Leur album n'était pas mal mais musicalement dans trop de directions différentes. Comme les deux derniers albums de Bowie justement. Pas mauvais, pas mauvais du tout même mais comme si chaque chanson avait été composée par quelqu'un de différent.
TOUTEFOIS
Le manque d'homogéneité (à mes oreilles) de cet album allait être largement compensé par la suite sur The Suburbs.
Généralement je sépare les chansons et je mélange tout ça sur mon ipod avec les chansons plus anciennes d'un même band/artiste mais voilà un album qu'il vaille plutôt la peine de savourer dans sa totale intégralité. Un album auquel on ne rendrait pas justice en ne l'écoutant pas au complet, et pas dans l'ordre.
Inspiré par une photo de 2008 d'un ami d'enfance qu'il avait reçu, Butler, accompagné de sa moitié Chassagne, a revisité la banlieue de sa jeunesse au Texas, dans les Woodlands, pour tricoter la matière qui allait devenir le somptueux album The Suburbs.
Le premier extrait est la pièce-titre qui nous invite à la banlieue. Une banlieue qui sera présente tout au long de cet album dont les chansons n'offrent pratiquement aucune coupure d'une piece à l'autre, laissant trainer une note qui glissera dans le morceau suivant. Accompagné d'un clip de Spike Jonze(scénarisé par les enfants eux-mêmes) l'album commence ce qui pourrait être un long week-end de banlieue.
Dès la chanson suivante, on sent le déchirement adolescent, l'énergie grouillante de la jeunesse, prête à quelque chose. "I would rather be wrong than living in the shadows of your songs"" .
Le troisième morceau, comme la plupart des morceaux d'ailleurs, impose un effet de magic hour. Vous savez quand le soleil est à mi-chemin entre le ciel et le derrière d'une montagne, quand il laisse planer des ombres sur la ville. L'ombre ici d'un homme moderne dans une banlieue et qui aspire à plus grand.
Le style rococo est un style qui inspire les teintes de bourgogne, de brun, de beige, comme le tapis qui couvrait le sol (et les murs!) de notre sous-sol de banlieue en 1982. Rococo est aussi le titre du 4ème morceau. Un morceau dont les arrangements sont plus intéressants que le refrain.
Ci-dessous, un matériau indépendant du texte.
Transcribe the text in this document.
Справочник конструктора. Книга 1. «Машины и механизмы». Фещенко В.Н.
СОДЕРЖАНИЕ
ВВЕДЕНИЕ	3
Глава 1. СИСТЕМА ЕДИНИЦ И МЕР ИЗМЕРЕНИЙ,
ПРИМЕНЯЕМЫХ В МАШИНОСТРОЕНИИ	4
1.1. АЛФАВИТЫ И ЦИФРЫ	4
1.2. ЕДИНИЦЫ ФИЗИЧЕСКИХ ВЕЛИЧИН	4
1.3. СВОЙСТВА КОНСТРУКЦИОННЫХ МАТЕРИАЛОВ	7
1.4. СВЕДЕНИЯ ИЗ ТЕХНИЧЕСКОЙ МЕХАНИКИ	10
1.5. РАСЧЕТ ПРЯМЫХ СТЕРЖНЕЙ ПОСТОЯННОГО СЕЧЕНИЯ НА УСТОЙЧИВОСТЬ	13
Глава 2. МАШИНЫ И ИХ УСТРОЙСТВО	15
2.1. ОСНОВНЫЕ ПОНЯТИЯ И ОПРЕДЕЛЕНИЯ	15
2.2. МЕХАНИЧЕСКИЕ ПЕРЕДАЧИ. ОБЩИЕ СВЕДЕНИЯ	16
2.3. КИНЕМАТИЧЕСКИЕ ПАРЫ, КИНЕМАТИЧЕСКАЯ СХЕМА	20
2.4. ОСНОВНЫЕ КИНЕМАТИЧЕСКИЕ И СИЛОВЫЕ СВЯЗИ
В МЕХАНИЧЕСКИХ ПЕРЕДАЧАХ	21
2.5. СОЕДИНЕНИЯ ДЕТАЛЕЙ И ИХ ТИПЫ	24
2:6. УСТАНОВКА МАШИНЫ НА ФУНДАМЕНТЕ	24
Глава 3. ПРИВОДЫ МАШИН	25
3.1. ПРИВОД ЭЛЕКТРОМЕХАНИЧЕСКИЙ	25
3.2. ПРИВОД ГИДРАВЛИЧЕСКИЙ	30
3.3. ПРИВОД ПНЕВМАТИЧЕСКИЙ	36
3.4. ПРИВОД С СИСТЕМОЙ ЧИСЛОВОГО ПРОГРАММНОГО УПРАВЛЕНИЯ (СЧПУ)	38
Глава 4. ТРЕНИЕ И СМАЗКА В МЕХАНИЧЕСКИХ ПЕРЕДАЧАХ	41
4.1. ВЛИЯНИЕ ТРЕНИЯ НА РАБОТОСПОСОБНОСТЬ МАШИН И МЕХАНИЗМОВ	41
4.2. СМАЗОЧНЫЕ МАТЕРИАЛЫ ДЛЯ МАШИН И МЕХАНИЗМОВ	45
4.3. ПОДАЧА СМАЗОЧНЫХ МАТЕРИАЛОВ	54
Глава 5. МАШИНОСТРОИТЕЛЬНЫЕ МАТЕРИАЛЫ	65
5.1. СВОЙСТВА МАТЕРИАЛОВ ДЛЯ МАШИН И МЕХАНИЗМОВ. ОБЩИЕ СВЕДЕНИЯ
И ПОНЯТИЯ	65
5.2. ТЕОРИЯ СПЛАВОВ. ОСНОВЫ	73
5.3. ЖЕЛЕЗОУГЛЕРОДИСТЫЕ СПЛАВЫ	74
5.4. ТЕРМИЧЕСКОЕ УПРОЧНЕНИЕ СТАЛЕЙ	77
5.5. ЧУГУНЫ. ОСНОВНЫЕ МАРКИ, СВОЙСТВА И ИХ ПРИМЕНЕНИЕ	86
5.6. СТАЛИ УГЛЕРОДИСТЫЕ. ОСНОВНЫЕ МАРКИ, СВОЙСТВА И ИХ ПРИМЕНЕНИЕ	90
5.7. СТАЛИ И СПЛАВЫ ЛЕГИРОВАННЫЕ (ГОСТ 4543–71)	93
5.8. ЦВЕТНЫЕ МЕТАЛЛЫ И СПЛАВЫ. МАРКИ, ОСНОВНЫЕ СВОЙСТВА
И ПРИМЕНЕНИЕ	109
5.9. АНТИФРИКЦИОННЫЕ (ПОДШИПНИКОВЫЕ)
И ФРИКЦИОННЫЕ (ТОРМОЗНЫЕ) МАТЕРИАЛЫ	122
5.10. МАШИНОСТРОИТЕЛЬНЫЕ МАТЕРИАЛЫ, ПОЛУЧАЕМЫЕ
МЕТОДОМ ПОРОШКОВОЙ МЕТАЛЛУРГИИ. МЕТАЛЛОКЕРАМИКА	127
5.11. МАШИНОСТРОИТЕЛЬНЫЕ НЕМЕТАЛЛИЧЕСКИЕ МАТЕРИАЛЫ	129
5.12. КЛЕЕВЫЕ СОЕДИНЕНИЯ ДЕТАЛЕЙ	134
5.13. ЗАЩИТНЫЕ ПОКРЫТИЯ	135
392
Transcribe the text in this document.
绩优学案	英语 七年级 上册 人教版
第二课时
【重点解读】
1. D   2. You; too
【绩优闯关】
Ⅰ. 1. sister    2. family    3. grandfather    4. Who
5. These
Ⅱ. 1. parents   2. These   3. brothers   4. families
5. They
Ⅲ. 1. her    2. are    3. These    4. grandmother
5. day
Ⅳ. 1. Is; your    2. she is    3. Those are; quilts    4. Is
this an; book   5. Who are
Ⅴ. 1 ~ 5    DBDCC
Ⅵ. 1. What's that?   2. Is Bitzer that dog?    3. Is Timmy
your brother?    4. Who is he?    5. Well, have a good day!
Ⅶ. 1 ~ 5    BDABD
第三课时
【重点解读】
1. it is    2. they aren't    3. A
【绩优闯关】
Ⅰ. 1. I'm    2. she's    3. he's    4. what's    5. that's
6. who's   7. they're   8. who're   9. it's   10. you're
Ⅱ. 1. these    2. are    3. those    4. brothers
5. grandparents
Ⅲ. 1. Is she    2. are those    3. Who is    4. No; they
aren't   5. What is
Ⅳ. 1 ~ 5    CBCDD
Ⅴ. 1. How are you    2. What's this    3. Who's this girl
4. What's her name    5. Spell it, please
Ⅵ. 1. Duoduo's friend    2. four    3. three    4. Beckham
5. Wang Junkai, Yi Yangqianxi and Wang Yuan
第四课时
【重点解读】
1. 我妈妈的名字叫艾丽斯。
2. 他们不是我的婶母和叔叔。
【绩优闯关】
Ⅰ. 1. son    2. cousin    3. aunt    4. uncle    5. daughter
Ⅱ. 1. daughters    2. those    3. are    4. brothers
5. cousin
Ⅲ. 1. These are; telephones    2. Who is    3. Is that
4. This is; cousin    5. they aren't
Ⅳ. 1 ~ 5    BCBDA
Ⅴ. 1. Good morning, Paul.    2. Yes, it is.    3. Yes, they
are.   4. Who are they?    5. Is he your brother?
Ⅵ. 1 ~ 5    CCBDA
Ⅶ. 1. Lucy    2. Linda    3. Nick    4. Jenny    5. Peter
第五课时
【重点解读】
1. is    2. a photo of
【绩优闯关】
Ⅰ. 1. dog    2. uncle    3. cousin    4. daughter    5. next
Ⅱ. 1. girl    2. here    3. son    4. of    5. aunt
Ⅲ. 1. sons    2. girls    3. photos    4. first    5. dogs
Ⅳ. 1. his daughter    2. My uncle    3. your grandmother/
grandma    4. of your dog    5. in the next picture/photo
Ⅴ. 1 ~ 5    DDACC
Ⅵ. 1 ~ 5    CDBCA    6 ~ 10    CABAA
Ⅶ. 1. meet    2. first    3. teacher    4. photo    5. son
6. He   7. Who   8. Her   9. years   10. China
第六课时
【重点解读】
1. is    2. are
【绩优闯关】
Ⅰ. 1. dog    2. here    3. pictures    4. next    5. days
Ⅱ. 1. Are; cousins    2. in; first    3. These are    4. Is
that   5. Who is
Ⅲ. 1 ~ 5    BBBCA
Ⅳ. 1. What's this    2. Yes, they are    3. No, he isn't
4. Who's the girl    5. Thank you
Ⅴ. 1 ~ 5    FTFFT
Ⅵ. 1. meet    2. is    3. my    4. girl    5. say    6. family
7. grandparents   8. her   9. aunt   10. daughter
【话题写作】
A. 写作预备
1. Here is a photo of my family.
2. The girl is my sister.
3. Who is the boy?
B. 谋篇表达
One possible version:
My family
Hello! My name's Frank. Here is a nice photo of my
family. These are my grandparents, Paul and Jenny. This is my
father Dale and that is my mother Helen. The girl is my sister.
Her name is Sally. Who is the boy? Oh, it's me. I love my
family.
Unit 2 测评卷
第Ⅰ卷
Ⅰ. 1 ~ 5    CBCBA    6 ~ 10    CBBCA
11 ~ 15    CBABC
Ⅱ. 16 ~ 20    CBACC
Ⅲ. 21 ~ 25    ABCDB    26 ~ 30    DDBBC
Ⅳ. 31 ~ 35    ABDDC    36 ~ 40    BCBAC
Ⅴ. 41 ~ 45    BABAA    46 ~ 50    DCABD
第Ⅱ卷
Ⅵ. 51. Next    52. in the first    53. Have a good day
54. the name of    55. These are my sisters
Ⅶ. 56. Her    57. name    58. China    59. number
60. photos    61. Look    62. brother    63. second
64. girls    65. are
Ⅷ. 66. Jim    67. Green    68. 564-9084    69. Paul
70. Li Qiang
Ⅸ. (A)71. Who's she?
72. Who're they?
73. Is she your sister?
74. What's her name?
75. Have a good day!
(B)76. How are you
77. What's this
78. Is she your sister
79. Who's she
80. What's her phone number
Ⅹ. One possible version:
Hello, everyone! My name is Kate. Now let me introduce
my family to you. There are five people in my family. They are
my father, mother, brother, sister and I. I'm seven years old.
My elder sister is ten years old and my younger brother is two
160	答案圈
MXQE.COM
Enchaine tout de suite après avec frénésie, Empty Room, où Régine nous offre un peu de son talent vocal. L'amour un samedi soir. Les quatres dernières lignes "Toute ma vie est avec toi" sont comme l'écho du désir de rencontres entre deux êtres séparés par l'espace temps. (Chassagne et Butler, adolescents dans leurs banlieues respectives dans les années 80-90). City With No Children, chantée par Butler sur in riff Keith Richardesque, répond à ce morceau comme un constat d'abandon de la banlieue de la part de la jeunesse. (Où serais-ce l'inverse?...)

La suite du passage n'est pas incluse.